Twenty-five years ago, Wal-Mart entered the grocery business. Today, Wal-Mart is the largest seller of groceries in the United States commanding a 25% market share. The second largest grocer is Kroger at 8.2% with brands like Ralph’s, Food 4 Less, Fry’s and Smith’s.

In buying Whole Foods and their 1.6% market share, Amazon gets the best brand in the grocery business and its highly coveted and upwardly mobile millennial customer base. Amazon also gains 456 quality locations in 43 states from which to expand their presence in the daily life of the American consumer.

The grocery business is highly fragmented and Amazon seems intent on reinventing the grocery business and the way in which Americans shop.

Niche markets like Cardenas should continue to do well. Grocers that cannot differentiate from the pack will be hurt the most. This is why Kroger, the parent to Ralph’s, lost 30% of their stock value due to the Amazon purchase of Whole Foods. If price is eliminated, what does Ralph’s do better than Whole Foods? What about Jensen’s, Vons or Albertsons? Expect weaker competitors to quickly merge with their stronger counterparts.

If history is an indicator, expect Amazon to cut Whole Foods’ prices as they look to grab a Wal-Mart-sized market share as quickly as possible.

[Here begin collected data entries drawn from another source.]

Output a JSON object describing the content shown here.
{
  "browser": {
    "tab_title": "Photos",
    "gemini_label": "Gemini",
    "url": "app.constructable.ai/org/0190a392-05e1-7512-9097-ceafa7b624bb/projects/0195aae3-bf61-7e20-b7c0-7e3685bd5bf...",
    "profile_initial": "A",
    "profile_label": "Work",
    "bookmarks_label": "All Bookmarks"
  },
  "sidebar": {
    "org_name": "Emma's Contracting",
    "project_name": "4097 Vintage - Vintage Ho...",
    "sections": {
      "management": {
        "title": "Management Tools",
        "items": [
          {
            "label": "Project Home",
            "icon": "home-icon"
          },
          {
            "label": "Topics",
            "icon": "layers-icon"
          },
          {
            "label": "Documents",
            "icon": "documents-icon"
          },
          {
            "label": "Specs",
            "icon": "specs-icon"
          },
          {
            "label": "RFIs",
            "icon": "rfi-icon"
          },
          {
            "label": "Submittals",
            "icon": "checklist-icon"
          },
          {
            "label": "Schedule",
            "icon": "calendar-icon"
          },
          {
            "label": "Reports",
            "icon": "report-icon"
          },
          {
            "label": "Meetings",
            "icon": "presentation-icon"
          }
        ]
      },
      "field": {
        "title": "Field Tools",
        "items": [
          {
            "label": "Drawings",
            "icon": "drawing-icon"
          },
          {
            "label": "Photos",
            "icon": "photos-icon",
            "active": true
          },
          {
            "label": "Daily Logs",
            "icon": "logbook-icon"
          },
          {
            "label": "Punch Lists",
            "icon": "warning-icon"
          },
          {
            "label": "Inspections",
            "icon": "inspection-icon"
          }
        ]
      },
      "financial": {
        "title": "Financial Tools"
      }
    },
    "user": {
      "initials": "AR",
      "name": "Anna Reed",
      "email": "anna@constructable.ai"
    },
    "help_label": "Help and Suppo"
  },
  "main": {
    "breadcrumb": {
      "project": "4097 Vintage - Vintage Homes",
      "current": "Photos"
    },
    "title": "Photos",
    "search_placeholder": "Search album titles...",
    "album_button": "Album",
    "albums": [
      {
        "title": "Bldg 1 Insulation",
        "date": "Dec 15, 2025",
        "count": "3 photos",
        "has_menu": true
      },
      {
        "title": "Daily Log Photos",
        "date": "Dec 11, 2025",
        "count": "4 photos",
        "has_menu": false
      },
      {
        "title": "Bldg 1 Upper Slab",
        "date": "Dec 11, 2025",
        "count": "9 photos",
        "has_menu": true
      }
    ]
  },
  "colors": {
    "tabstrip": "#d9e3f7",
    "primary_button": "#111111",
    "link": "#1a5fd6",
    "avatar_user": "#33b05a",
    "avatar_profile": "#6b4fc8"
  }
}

We can also expect Amazon to use its entry into the grocery business as part of a grander strategy intent on reinventing retail shopping in a manner similar to Netflix and Apple when they reinvented movie rentals. Not too long ago, a company named Blockbuster was a Fortune 500 company.

When shopping, it is envisioned that you will be able to sit down near your Amazon Echo and dictate your shopping list. Don’t be surprised if Echo suggests other items for your virtual cart. By the time that you arrive at the store, your order will be ready and put in your car for you.

If you prefer to go to the store and pick out your purchases, simply take an item from the shelf, add it to your grocery cart and walk out of the store without having to stop for a cashier. Amazon has the technology to automatically scan the barcode on the items that you put in your cart and bill you for that purchase without ever removing cash or a credit card from your wallet.

On days when it is 120 degrees in the desert, let Amazon bring your order to you – so long as you are an Amazon Prime member (50% of all American households have Amazon Prime). If an Amazon Prime membership includes food delivery and better prices than Costco, do you really want to pay Costco annually to face their long lines and do all the schlepping yourself?

Wal-Mart is gearing up to compete with Amazon head-to-head in retail as they have the best distribution system amongst U.S. retailers; with their purchase of online retailers like Jet. com and men’s clothing retailer, Bonobos, expect Wal-Mart to put up a mighty fight.

As Borders, Circuit City, Sports Authority and Radio Shack have failed with the advance of online merchants, expect other retailers to merge or fail at an increasing rate. Sears, JC Penney, Staples and Macy’s are all downsizing their retail footprints quickly as they try and survive. Other retailers like The Limited, Gymboree and Payless Shoes have declared bankruptcy in their attempts to reorganize debts and find a path toward survival.

Even Wal-Mart has stopped building new locations as it looks to pivot and face the mighty Amazon. Retail as we know it is about to face fundamental change.